ENVIRONNEMENT

Maison de l’Ivoire à Libreville : Un coffre-fort pour la biodiversité ou une opération de « Green-washing » diplomatique ?

L’inauguration, le mardi 3 février 2026, de la Maison de Stockage de l’Ivoire à Libreville se veut un tournant dans la protection de la faune gabonaise. Mais derrière les verrous de haute sécurité et les discours de conservation, le financement intégral par la France via l’Agence Française de Développement (AFD) soulève des interrogations sur les réelles motivations de Paris dans un contexte de rejet croissant de sa présence sur le continent.

Sur le papier, l’initiative est louable et nécessaire. Le Gabon, sanctuaire de l’éléphant de forêt, centralise enfin ses saisies pour assécher le marché noir. Ce bâtiment stratégique vise à mettre fin à la dispersion des stocks, source de vols et de corruption, au sein d’une industrie du crime environnemental pesant 250 milliards de dollars par an. Pourtant, le fait que cet édifice soit un pur produit de la coopération française ne passe pas inaperçu.

Alors que l’influence politique et militaire de la France s’effrite de Bamako à Niamey, et que le sentiment « anti-Françafrique » reste latent à Libreville, Paris semble avoir trouvé dans la « diplomatie verte » un nouveau levier pour maintenir son ancrage. En finançant ce projet, l’ancien colonisateur s’achète-t-il une image vertueuse à peu de frais ?

La présence de son Ambassadeur aux côtés du Ministre des Eaux et Forêts a été présentée comme le symbole d’un partenariat solide.

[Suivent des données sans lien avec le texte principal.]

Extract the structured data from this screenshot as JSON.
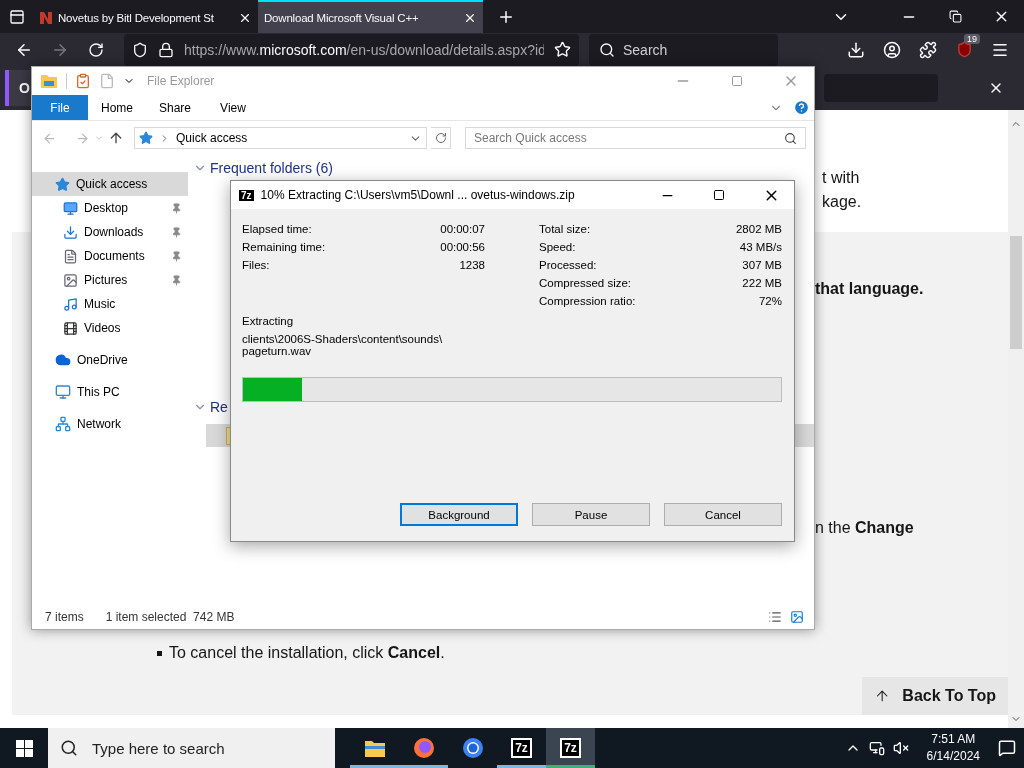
{
  "browser": {
    "tabs": [
      {
        "title": "Novetus by Bitl Development St",
        "selected": false
      },
      {
        "title": "Download Microsoft Visual C++",
        "selected": true
      }
    ],
    "address": {
      "scheme": "https://www.",
      "host": "microsoft.com",
      "path": "/en-us/download/details.aspx?id"
    },
    "search": {
      "placeholder": "Search"
    },
    "badge": "19",
    "notification": {
      "label": "O"
    }
  },
  "page": {
    "top_lines": [
      {
        "text": "t with",
        "bold": false
      },
      {
        "text": "kage.",
        "bold": false
      }
    ],
    "box_lines": [
      {
        "text": "that language.",
        "bold": true
      }
    ],
    "change_line": "n the **Change**",
    "bullets": [
      "To cancel the installation, click **Cancel**."
    ],
    "back_to_top": "Back To Top"
  },
  "explorer": {
    "title": "File Explorer",
    "active": false,
    "ribbon_tabs": [
      {
        "label": "File",
        "kind": "file"
      },
      {
        "label": "Home",
        "kind": "tab"
      },
      {
        "label": "Share",
        "kind": "tab"
      },
      {
        "label": "View",
        "kind": "tab"
      }
    ],
    "location": "Quick access",
    "search": {
      "placeholder": "Search Quick access"
    },
    "nav": [
      {
        "label": "Quick access",
        "selected": true,
        "children": [
          {
            "label": "Desktop",
            "pinned": true,
            "selected": false
          },
          {
            "label": "Downloads",
            "pinned": true,
            "selected": false
          },
          {
            "label": "Documents",
            "pinned": true,
            "selected": false
          },
          {
            "label": "Pictures",
            "pinned": true,
            "selected": false
          },
          {
            "label": "Music",
            "pinned": false,
            "selected": false
          },
          {
            "label": "Videos",
            "pinned": false,
            "selected": false
          }
        ]
      },
      {
        "label": "OneDrive",
        "selected": false
      },
      {
        "label": "This PC",
        "selected": false
      },
      {
        "label": "Network",
        "selected": false
      }
    ],
    "groups": [
      {
        "title": "Frequent folders (6)",
        "expanded": true
      },
      {
        "title": "Re",
        "expanded": true
      }
    ],
    "recent_row": {
      "selected": true
    },
    "status": {
      "count": "7 items",
      "selection": "1 item selected",
      "size": "742 MB"
    }
  },
  "dialog": {
    "icon": "7z",
    "title": "10% Extracting C:\\Users\\vm5\\Downl ... ovetus-windows.zip",
    "left_stats": [
      {
        "label": "Elapsed time:",
        "value": "00:00:07"
      },
      {
        "label": "Remaining time:",
        "value": "00:00:56"
      },
      {
        "label": "Files:",
        "value": "1238"
      }
    ],
    "right_stats": [
      {
        "label": "Total size:",
        "value": "2802 MB"
      },
      {
        "label": "Speed:",
        "value": "43 MB/s"
      },
      {
        "label": "Processed:",
        "value": "307 MB"
      },
      {
        "label": "Compressed size:",
        "value": "222 MB"
      },
      {
        "label": "Compression ratio:",
        "value": "72%"
      }
    ],
    "action": "Extracting",
    "path": [
      "clients\\2006S-Shaders\\content\\sounds\\",
      "pageturn.wav"
    ],
    "progress": {
      "level": 0.11
    },
    "buttons": [
      {
        "label": "Background",
        "focused": true
      },
      {
        "label": "Pause",
        "focused": false
      },
      {
        "label": "Cancel",
        "focused": false
      }
    ]
  },
  "taskbar": {
    "search": {
      "placeholder": "Type here to search"
    },
    "apps": [
      {
        "kind": "explorer",
        "running": true,
        "active": false
      },
      {
        "kind": "firefox",
        "running": true,
        "active": false
      },
      {
        "kind": "chromium",
        "running": false,
        "active": false
      },
      {
        "kind": "sevenzip",
        "label": "7z",
        "running": true,
        "active": false
      },
      {
        "kind": "sevenzip",
        "label": "7z",
        "running": true,
        "active": true
      }
    ],
    "clock": {
      "time": "7:51 AM",
      "date": "6/14/2024"
    }
  }
}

Pour certains observateurs, c’est surtout une mise en scène nécessaire pour une puissance européenne en quête de légitimité. Financer le « coffre-fort » de l’ivoire gabonais permet à la France de se positionner en protectrice des trésors du pays, tout en évitant les sujets plus épineux de la souveraineté économique ou de la présence militaire.

Le financement à 100 % par l’AFD soulève une question de fond : pourquoi le Gabon, leader mondial de la diplomatie climatique, doit-il encore s’en remettre entièrement à l’ancienne métropole pour sécuriser son propre patrimoine faunique ?

Une dépendance persistante : L’aide au développement reste le bras armé de la diplomatie française. En acceptant ce « cadeau » clé en main, le Gabon renforce, malgré lui, l’idée d’une incapacité locale à gérer seule la sécurité de ses ressources stratégiques.

Un enjeu de communication : Pour Paris, ce projet est une aubaine médiatique permettant de redorer son blason auprès de la jeunesse africaine en s’attaquant à une cause consensuelle : la survie de l’éléphant.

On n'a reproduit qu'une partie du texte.